Sembra che l’Italia, il paese più bello del mondo, quello che più di chiunque altro ha saputo raccontare e insegnare l’arte e la bellezza, non sia più in grado di riconoscerne il valore.

La creazione di Adamo, Michelangelo, Cappella Sistina.

Abbiamo perso la capacità di separare il mezzo dal contenuto artistico, confondendoli e scivolando sempre più verso una mediocrità imbarazzante. Il valore percepito di Spotify non contempla il mondo che si cela dietro all’immenso catalogo musicale. Non contempla il processo creativo degli artisti, lo studio e l’impegno dei musicisti. Non contempla il lavoro degli studi di registrazione e quello delle case discografiche. La musica è impalpabile e dunque priva di valore, come testimoniano peraltro le lamentele che puntualmente coinvolgono i prezzi dei concerti ad ogni annuncio. Da cui l’arroganza di chi quel servizio lo pretende e piuttosto con quei soldi ci va a puttane.

E poi la pizza, il cibo povero per eccellenza. Costi di produzione irrisori. Se in un locale popolare di Napoli posso mangiare un’ottima margherita a 4€, spendere quattro volte tanto è stupido a prescindere. E poco importano la ricerca, gli ingredienti, l’esperienza culinaria, la location. Ordinarla è stupido e Cracco è brutto e cattivo. Ancora una volta l’incapacità di percezione valoriale è spaventosa.

Quando si parla di fenomeni culturali che raccontano un paese l’analisi è estremamente complessa e limitarla alle peripezie di un sito di streaming o a una pizza margherita è certamente riduttivo. Si potrebbe parlare, ad esempio, del ruolo sempre più marginale e bistrattato dell’arte nella scuola. Un’educazione artistica approssimativa e poco incisiva è probabilmente il primo passo per creare adulti gretti e incapaci di riconoscere il valore di ciò che hanno di fronte.

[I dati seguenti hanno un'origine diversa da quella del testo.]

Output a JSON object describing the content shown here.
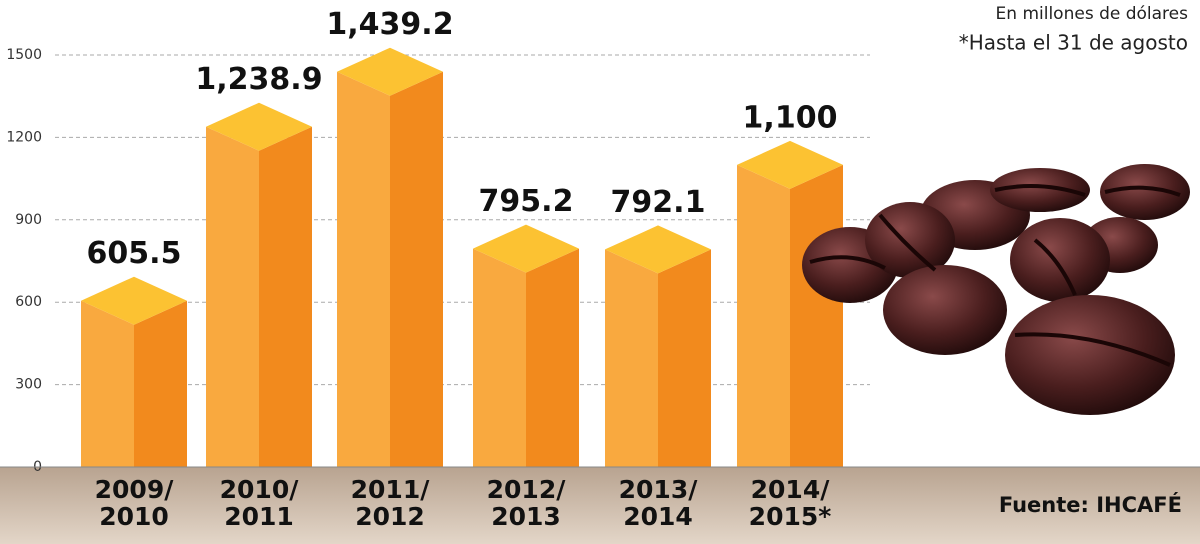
{
  "chart_data": {
    "type": "bar3d",
    "note": "En millones de dólares",
    "note2": "*Hasta el 31 de agosto",
    "source": "Fuente: IHCAFÉ",
    "categories": [
      "2009/\n2010",
      "2010/\n2011",
      "2011/\n2012",
      "2012/\n2013",
      "2013/\n2014",
      "2014/\n2015*"
    ],
    "values": [
      605.5,
      1238.9,
      1439.2,
      795.2,
      792.1,
      1100
    ],
    "value_labels": [
      "605.5",
      "1,238.9",
      "1,439.2",
      "795.2",
      "792.1",
      "1,100"
    ],
    "colors": {
      "left": "#f9a93f",
      "right": "#f28a1d",
      "top": "#fcc232"
    },
    "ylim": [
      0,
      1500
    ],
    "yticks": [
      0,
      300,
      600,
      900,
      1200,
      1500
    ],
    "grid": true
  }
}
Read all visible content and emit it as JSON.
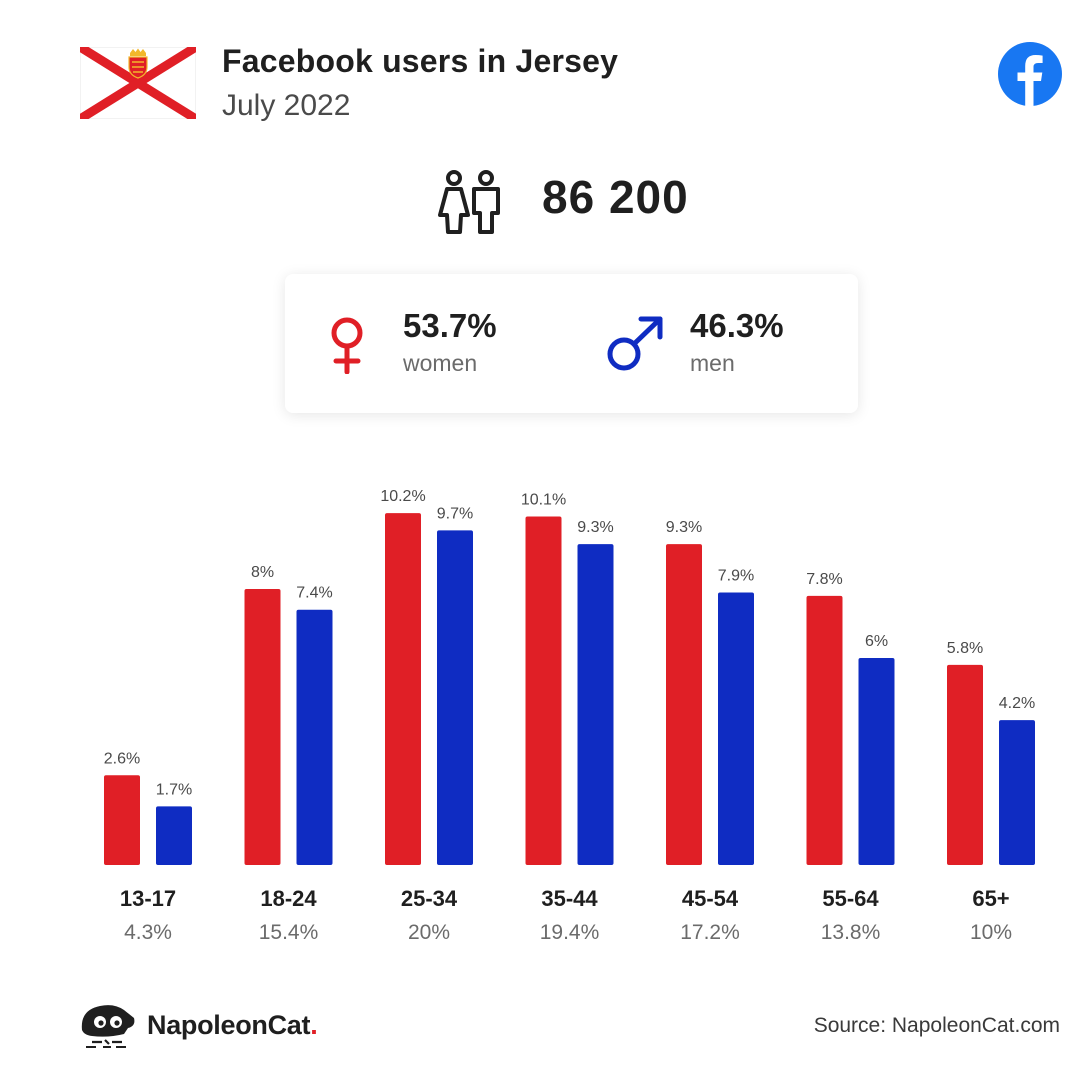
{
  "header": {
    "title": "Facebook users in Jersey",
    "subtitle": "July 2022"
  },
  "total_users": "86 200",
  "gender": {
    "women": {
      "percent": "53.7%",
      "label": "women"
    },
    "men": {
      "percent": "46.3%",
      "label": "men"
    }
  },
  "colors": {
    "women": "#e01f26",
    "men": "#0f2cc2",
    "facebook": "#1877f2"
  },
  "chart_data": {
    "type": "bar",
    "categories": [
      "13-17",
      "18-24",
      "25-34",
      "35-44",
      "45-54",
      "55-64",
      "65+"
    ],
    "group_totals": [
      "4.3%",
      "15.4%",
      "20%",
      "19.4%",
      "17.2%",
      "13.8%",
      "10%"
    ],
    "series": [
      {
        "key": "women",
        "values": [
          2.6,
          8,
          10.2,
          10.1,
          9.3,
          7.8,
          5.8
        ],
        "labels": [
          "2.6%",
          "8%",
          "10.2%",
          "10.1%",
          "9.3%",
          "7.8%",
          "5.8%"
        ]
      },
      {
        "key": "men",
        "values": [
          1.7,
          7.4,
          9.7,
          9.3,
          7.9,
          6,
          4.2
        ],
        "labels": [
          "1.7%",
          "7.4%",
          "9.7%",
          "9.3%",
          "7.9%",
          "6%",
          "4.2%"
        ]
      }
    ],
    "xlabel": "",
    "ylabel": "",
    "grid": false
  },
  "footer": {
    "brand_name": "NapoleonCat",
    "brand_dot": ".",
    "source": "Source: NapoleonCat.com"
  }
}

La scena con Aldo, Giovanni e Giacomo di fronte al bagagliaio dell’auto la conosciamo tutti a memoria. Le 30.000 lire sono diventate quasi iconiche, ci abbiamo fatto tutti una risata. Eppure quei cinque secondi scarsi di film sono una fotografia profetica e meravigliosa di una società che, a dispetto di qualche sparuto barlume di speranza, dalla cultura sembra star prendendo sempre più le distanze.